Dar a beber el sediento.

Vestir al desnudo.

Dar posada al peregrino.

Redimir al cautivo.

Enterrar a los muertos

Las espirituales son éstas:

Enseñar al que no sabe.

Dar buen consejo al que lo necesita.

Corregir al que yerra.

Perdonar las injurias.

Consolar al triste.

Sufrir con paciencia los defectos de nuestros prójimos.

Rogar a Dios por vivos y muertos.

LOS PECADOS CAPITALES QUE  LLAMAN MORTALES, SON SIETE:

Soberbia, Avaricia, Lujuria, Ira, Gula, Envidia y Pereza

Contra estos siete vicios hay siete virtudes:

Humildad contra soberbia

Largueza contra avaricia

Castidad contra lujuria

Paciencia contra Ira

Templanza contra gula

Caridad contra envidia

Diligencia contra pereza

LOS ENEMIGOS DEL ALMA SON TRES:

El demonio. El mundo y La carne

LAS VIRTUDES QUE HEMOS DE TENER SON SIETE:

Las tres teologales y las cuatro cardinales.

Las teologales son:

Fe. Esperanza. Caridad

Las cardinales son:

Prudencia. Justicia. Fortaleza. Templanza.

LAS POTENCIAS DEL ALMA SON TRES:

Memoria, Entendimiento, y Voluntad.

LOS SENTIDOS CORPORALES SON CINCO:

Ver, Oír, Oler, Gustar y Tocar.

LOS DONES DEL ESPIRITU SANTO SON SIETE:

Don de Sabiduría

Don de Entendimiento

Don de consejo

Don de Fortaleza

Don de Ciencia

Don de Piedad

Don de Temor a Dios

LOS FRUTOS DEL ESPIRITU SANTO SON DOCE:

Caridad, Gozo espiritual, Paz, Paciencia, Longanimidad, Bondad, Benignidad, Mansedumbre, Fe, Modestia, Continencia y Castidad.

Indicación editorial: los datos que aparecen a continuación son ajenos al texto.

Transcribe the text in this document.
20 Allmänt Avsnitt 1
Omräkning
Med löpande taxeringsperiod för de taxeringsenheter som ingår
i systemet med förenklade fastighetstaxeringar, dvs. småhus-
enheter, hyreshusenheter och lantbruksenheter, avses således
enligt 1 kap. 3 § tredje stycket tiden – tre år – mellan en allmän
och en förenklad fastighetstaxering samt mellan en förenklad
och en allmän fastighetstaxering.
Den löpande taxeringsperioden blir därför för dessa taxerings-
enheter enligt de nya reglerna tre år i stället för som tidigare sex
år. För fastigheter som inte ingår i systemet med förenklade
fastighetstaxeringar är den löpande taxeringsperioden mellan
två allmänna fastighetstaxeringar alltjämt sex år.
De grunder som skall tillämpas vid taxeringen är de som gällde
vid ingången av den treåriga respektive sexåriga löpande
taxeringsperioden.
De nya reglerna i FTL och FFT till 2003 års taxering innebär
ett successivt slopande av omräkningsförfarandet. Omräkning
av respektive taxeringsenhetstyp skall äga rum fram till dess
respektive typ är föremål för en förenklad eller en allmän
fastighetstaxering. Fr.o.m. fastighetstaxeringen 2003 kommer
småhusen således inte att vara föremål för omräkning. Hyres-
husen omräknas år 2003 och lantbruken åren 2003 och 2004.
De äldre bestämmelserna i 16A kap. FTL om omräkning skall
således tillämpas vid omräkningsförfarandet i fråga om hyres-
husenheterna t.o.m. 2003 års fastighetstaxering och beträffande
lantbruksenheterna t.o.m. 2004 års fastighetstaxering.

LAS BIENAVENTURANZAS SON OCHO:

Bienaventurados los pobres de espíritu, porque de ellos es el reino de los cielos.

Bienaventurados los mansos, porque ellos poseerán la tierra.

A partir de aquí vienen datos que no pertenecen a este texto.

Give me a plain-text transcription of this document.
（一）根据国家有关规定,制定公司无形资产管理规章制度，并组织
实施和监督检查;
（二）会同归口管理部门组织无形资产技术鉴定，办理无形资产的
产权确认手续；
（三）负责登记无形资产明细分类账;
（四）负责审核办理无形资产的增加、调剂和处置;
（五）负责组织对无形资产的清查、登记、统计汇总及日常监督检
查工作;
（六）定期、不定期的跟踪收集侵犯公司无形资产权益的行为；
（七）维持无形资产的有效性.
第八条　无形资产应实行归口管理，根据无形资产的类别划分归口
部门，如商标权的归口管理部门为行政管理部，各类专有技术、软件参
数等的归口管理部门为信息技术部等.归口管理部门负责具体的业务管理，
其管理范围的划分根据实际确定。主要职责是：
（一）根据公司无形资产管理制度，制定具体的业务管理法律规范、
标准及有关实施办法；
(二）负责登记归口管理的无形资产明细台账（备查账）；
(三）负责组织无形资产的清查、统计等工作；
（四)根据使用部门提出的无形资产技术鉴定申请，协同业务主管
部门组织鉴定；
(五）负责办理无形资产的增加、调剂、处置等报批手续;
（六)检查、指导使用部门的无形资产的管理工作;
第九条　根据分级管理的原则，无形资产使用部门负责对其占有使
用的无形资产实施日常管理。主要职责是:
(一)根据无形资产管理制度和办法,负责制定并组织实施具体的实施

Bienaventurados los que lloran, porque ellos serán consolados.

Bienaventurados los que han tenido hambre y sed de justicia, porque ellos serán hartos.

Bienaventurados los misericordiosos, porque ellos alcanzarán misericordia.

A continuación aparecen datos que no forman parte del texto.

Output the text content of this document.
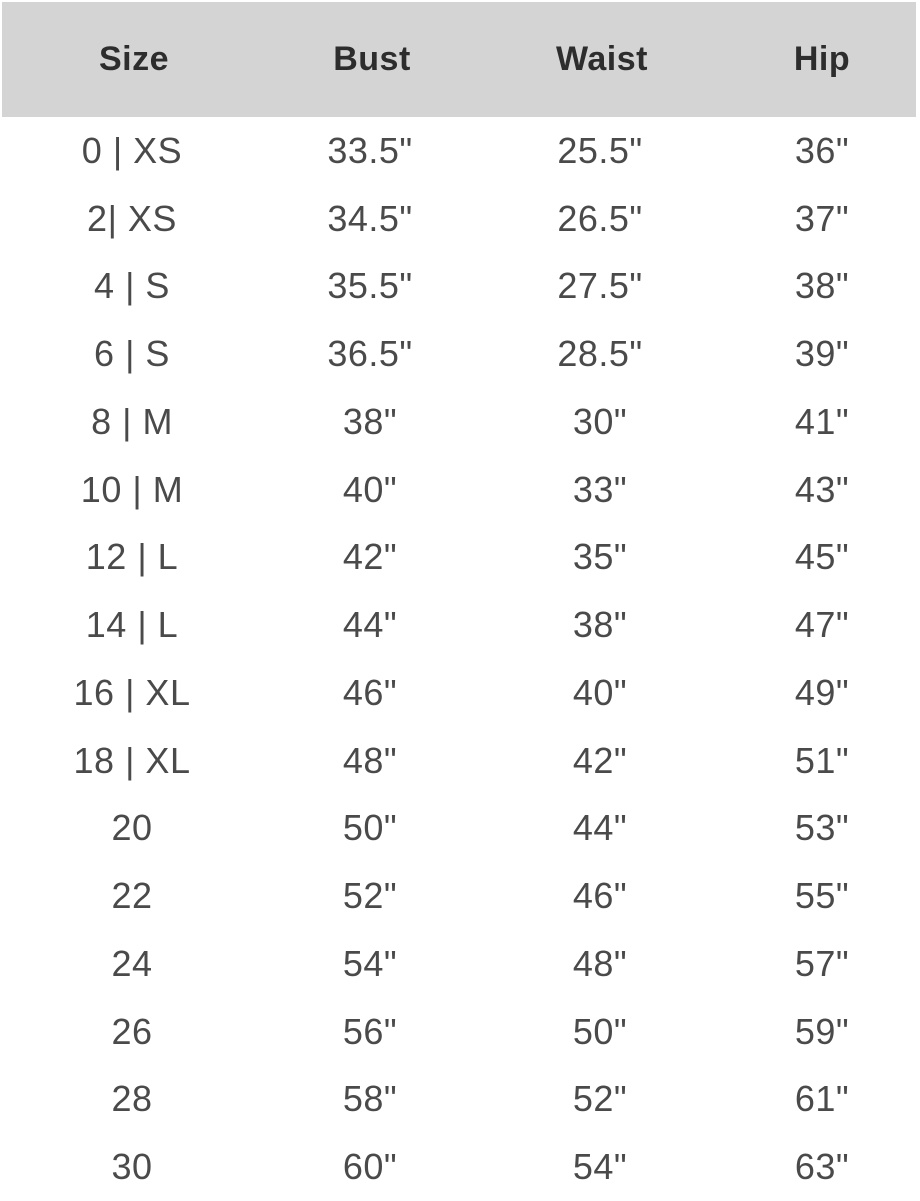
Size	Bust	Waist	Hip
0 | XS	33.5"	25.5"	36"
2| XS	34.5"	26.5"	37"
4 | S	35.5"	27.5"	38"
6 | S	36.5"	28.5"	39"
8 | M	38"	30"	41"
10 | M	40"	33"	43"
12 | L	42"	35"	45"
14 | L	44"	38"	47"
16 | XL	46"	40"	49"
18 | XL	48"	42"	51"
20	50"	44"	53"
22	52"	46"	55"
24	54"	48"	57"
26	56"	50"	59"
28	58"	52"	61"
30	60"	54"	63"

Bienaventurados los limpios de corazón, porque ellos verán a Dios.

Bienaventurados los pacíficos, porque ellos serán llamados hijos de Dios.

Bienaventurados los que padecen persecución por la justicia, porque de ellos es el reino de los cielos.

EL PECADO VENIAL SE PERDONA POR UNA DE ESTAS NUEVE COSAS:

Por oír misa con devoción

Por comulgar dignamente.

Por oír la palabra de Dios.

Por bendición episcopal.

Por decir el Padre Nuestro.

Por confesión general 

Por agua bendita.

Por pan bendito.

Por golpe de pecho.

Todo esto hecho y dicho con devoción.

LOS NOVISIMOS O POSTRIMERIAS DEL HOMBRE, SON CUATRO:

La Muerte, el Juicio, el Infierno y la Gloria.

LA CONFESIÓN GENERAL

Yo pecador me confieso a Dios Todopoderoso, y a la bienaventurada siempre Virgen Maria, al bienaventurado San Miguel Arcángel, al bienaventurado San Juan Bautista, al bienaventurado San José, a los Santos Apóstoles San Pedro y San Pablo, a todos los santos, y las santas, y a vos, Padre que pequé gravemente con el pensamiento, palabra y obra, por mi culpa, por mi culpa, por mi grande culpa. Por tanto ruego a la Santa Maria siempre Virgen, San Miguel Arcángel, San Juan Bautista, San José, a los santos apóstoles San Pedro y San Pablo y a todos los Santos, y a vos, Padre que roguéis por mi a Dios nuestro Señor. Amén.